R&D Investment in New Clinical Trials
ChromaDex Corporation (CDXC)'s commitment to foundational science, particularly the R&D investment in new clinical trials, functions as a high-risk, high-reward Question Mark. The company is actively engaged with the U.S. Food and Drug Administration (FDA) to advance its Investigational New Drug (IND) application for the treatment of Ataxia Telangiectasia (AT). Success here could unlock massive pharmaceutical revenue, but the cash burn for these trials is significant. For context, total operating expenses for the fourth quarter of 2024 were $11.1 million, a large portion of which funds this critical, yet uncertain, research pipeline. If these ventures fail to yield positive, fundable results, the investment essentially becomes a Dog.
International Market Expansion Efforts
Expanding the brand's footprint globally represents another classic Question Mark scenario. While the company has access to international markets, navigating regulatory hurdles and building brand awareness outside of established territories requires significant upfront capital without guaranteed returns. For instance, risks associated with conducting business in China have been noted.
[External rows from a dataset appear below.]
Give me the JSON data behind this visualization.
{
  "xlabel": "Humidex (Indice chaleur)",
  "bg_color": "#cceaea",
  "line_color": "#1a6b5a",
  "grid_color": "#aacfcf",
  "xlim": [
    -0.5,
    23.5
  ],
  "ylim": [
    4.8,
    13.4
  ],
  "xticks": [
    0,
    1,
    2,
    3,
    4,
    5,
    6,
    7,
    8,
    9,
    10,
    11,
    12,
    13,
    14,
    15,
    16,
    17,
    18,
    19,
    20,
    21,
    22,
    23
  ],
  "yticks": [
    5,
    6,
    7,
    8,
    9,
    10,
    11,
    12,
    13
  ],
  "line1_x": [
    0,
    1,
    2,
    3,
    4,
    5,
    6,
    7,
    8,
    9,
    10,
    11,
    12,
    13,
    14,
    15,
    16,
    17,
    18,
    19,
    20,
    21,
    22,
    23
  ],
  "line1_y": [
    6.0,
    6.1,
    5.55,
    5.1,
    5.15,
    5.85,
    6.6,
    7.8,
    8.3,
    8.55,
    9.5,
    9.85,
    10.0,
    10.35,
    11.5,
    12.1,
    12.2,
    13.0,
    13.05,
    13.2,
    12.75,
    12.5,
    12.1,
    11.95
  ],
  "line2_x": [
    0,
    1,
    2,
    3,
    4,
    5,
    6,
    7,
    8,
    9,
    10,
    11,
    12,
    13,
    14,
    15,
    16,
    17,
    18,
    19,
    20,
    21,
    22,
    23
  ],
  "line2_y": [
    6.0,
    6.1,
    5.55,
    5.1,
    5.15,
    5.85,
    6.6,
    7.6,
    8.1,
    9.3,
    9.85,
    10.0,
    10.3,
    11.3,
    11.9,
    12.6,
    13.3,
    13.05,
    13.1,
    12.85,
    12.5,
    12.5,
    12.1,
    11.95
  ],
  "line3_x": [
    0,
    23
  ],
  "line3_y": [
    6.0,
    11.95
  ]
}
The company's overall financial position shows it is generating positive cash flow from operations-net cash inflow from operating activities was $12.1 million for the full year 2024-but this cash must be strategically allocated between scaling core products and funding these uncertain international plays.
Here's a quick look at the financial context surrounding these high-investment areas as of late 2025, showing the cash demands versus the current top-line success:
| Metric | Value (As of Q3 2025) | Context |
| Net Sales | $34.0 million | Quarterly revenue, showing growth potential |
| Net Income | $4.6 million | Quarterly profit, which must fund Question Mark investments |
| Aggregate Losses Since Inception | Approximately $168.7 million | Illustrates historical cash consumption |
| Cash and Cash Equivalents | $64.29 million | Unrestricted cash as of September 30, 2025 |
| Minimum Purchase Commitment (NRCL) | Approximately $33.6 million | Commitment through September 30, 2026, impacting near-term cash |
The core challenge for ChromaDex Corporation (CDXC) management is deciding which of these Question Marks get the heavy investment needed to become Stars, and which ones to divest from before they consume too much capital. You've got to commit or cut; there's no in-between for these ventures.
- Niagen Plus™ clinics reached over 1,000.
- Tru Niagen® sales grew 44% in Q3 2025.
- FDA designations received for NR for Ataxia Telangiectasia.
- Full Year 2024 Net Sales reached $99.6 million.